Selbstverständlich steht es der TU Wien frei, Veranstaltungen in ihren Räumlichkeiten zu genehmigen oder auch nicht. Einmal gemachte Zusagen haben aber auch für die TU Wien rechtsverbindlichen Charakter und können nicht Ziel willkürlicher Entscheidungen sein. Entgegen der nachträglichen Begründung Seidlers, warum dem RFS der Hörsaal entzogen worden ist, gibt es nämlich auch die Auslegung, dass es dem RFS als wahlwerbender Partei durchaus zusteht, einen Hörsaal zugeteilt zu bekommen. (Demnach würde die kurzfristige Zurückziehung der Hörsaal-Zusage einen Gesetzesbruch und damit auch Amtsmissbrauch bedeuten.)
Um das wahre Ausmaß der „demokratischen“ Gesinnung Seidlers nicht zu verschweigen, sei überdies auch noch erwähnt, dass am geplanten Termin der verhinderten Veranstaltung der ursprünglich zugeteilte Hörsaal, der „Hochenegg-Hörsaal“ von Sicherheitspersonal bewacht wurde. Der Hörsaal war zwar leer, doch Hinweisschilder kündigten für gleichzeitig einen ÖH-Filmabend in eben jenem Hörsaal an. (Eine parlamentarische Anfrage zu den Kosten für Sicherheitspersonal an den Universitäten wurde in diesem Zusammenhang erst vor kurzem eingebracht, und auf das Ergebnis dürfen wir gespannt sein.)

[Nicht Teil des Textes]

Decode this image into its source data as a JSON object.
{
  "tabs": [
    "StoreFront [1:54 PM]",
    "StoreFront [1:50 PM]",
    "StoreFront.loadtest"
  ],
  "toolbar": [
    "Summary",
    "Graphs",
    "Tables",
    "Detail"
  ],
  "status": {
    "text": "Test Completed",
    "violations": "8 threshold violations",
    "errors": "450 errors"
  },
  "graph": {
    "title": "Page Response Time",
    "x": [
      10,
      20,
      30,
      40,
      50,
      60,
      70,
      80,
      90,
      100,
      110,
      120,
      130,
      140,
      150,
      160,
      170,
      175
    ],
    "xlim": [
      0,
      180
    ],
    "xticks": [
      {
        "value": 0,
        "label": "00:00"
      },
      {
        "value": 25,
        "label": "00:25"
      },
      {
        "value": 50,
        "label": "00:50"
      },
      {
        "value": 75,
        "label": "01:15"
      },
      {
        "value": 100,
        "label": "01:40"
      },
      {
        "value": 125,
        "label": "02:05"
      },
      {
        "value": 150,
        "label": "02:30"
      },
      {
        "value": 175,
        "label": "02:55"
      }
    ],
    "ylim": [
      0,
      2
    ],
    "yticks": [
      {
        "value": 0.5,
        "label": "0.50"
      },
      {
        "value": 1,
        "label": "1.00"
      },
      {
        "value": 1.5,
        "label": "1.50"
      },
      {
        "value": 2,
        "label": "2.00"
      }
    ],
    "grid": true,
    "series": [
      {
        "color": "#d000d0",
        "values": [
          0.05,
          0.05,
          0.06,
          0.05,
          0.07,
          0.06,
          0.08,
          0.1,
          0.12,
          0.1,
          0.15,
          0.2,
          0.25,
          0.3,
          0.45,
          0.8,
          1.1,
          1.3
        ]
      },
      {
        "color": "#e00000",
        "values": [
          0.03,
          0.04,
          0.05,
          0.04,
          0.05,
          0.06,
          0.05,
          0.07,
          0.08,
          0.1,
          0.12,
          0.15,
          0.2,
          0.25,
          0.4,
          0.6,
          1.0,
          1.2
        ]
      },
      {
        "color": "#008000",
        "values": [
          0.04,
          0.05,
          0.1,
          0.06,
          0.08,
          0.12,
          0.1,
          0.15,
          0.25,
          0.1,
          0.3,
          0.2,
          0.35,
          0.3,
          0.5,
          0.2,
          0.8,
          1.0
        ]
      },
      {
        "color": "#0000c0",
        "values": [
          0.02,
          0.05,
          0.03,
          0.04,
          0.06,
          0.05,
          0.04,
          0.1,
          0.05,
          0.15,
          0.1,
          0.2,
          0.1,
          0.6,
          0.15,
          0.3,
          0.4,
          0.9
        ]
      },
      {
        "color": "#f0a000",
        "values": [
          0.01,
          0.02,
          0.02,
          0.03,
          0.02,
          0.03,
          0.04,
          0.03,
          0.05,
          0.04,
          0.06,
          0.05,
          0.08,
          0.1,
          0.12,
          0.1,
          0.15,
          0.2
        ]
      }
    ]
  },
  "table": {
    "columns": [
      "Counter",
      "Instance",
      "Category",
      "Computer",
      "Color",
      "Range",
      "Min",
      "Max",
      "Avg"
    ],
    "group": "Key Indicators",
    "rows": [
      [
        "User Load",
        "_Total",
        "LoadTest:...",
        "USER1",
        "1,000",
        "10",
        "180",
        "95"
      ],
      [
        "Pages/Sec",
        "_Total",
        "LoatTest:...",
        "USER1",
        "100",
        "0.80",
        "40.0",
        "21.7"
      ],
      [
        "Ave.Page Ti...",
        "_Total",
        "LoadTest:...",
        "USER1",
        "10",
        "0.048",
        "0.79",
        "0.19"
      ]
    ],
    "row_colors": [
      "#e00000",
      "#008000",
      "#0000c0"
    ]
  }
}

Schade nur, dass angesichts dieses menschlichen Totalversagens auch der Ruf Seidlers als Wissenschaftlerin leidet. Meinungs- und Versammlungsfreiheit gilt in Österreich nämlich für alle Staatsbürger.
Kurz nach diesem Vorfall an der TU Wien hat der RFS erneut einen Hörsaal beantragt. Oben erwähnter Logik folgend – offenbar um sich nicht dem Verdacht eines fortgesetzten Amtsmissbrauchs aussetzen zu wollen – wurde die Hörsaal-Benützung diesmal genehmigt, sodass die Veranstaltung durchgeführt werden konnte. Die plumpe Vorgehensweise bei der Nichtgenehmigung hinterlässt aber jedenfalls einen schalen Beigeschmack, welcher Stellenwert der Meinungsfreiheit an der TU Wien eingeräumt wird. Einen ideologisch geprägten Wissenschaftsbetrieb haben wir vor Jahrzehnten hinter uns gelassen. Die Gesinnungsethik Sabine Seidlers ist daher völlig fehl am Platz.
Christian Schmied war langjähriger Funktionär des RFS Wien.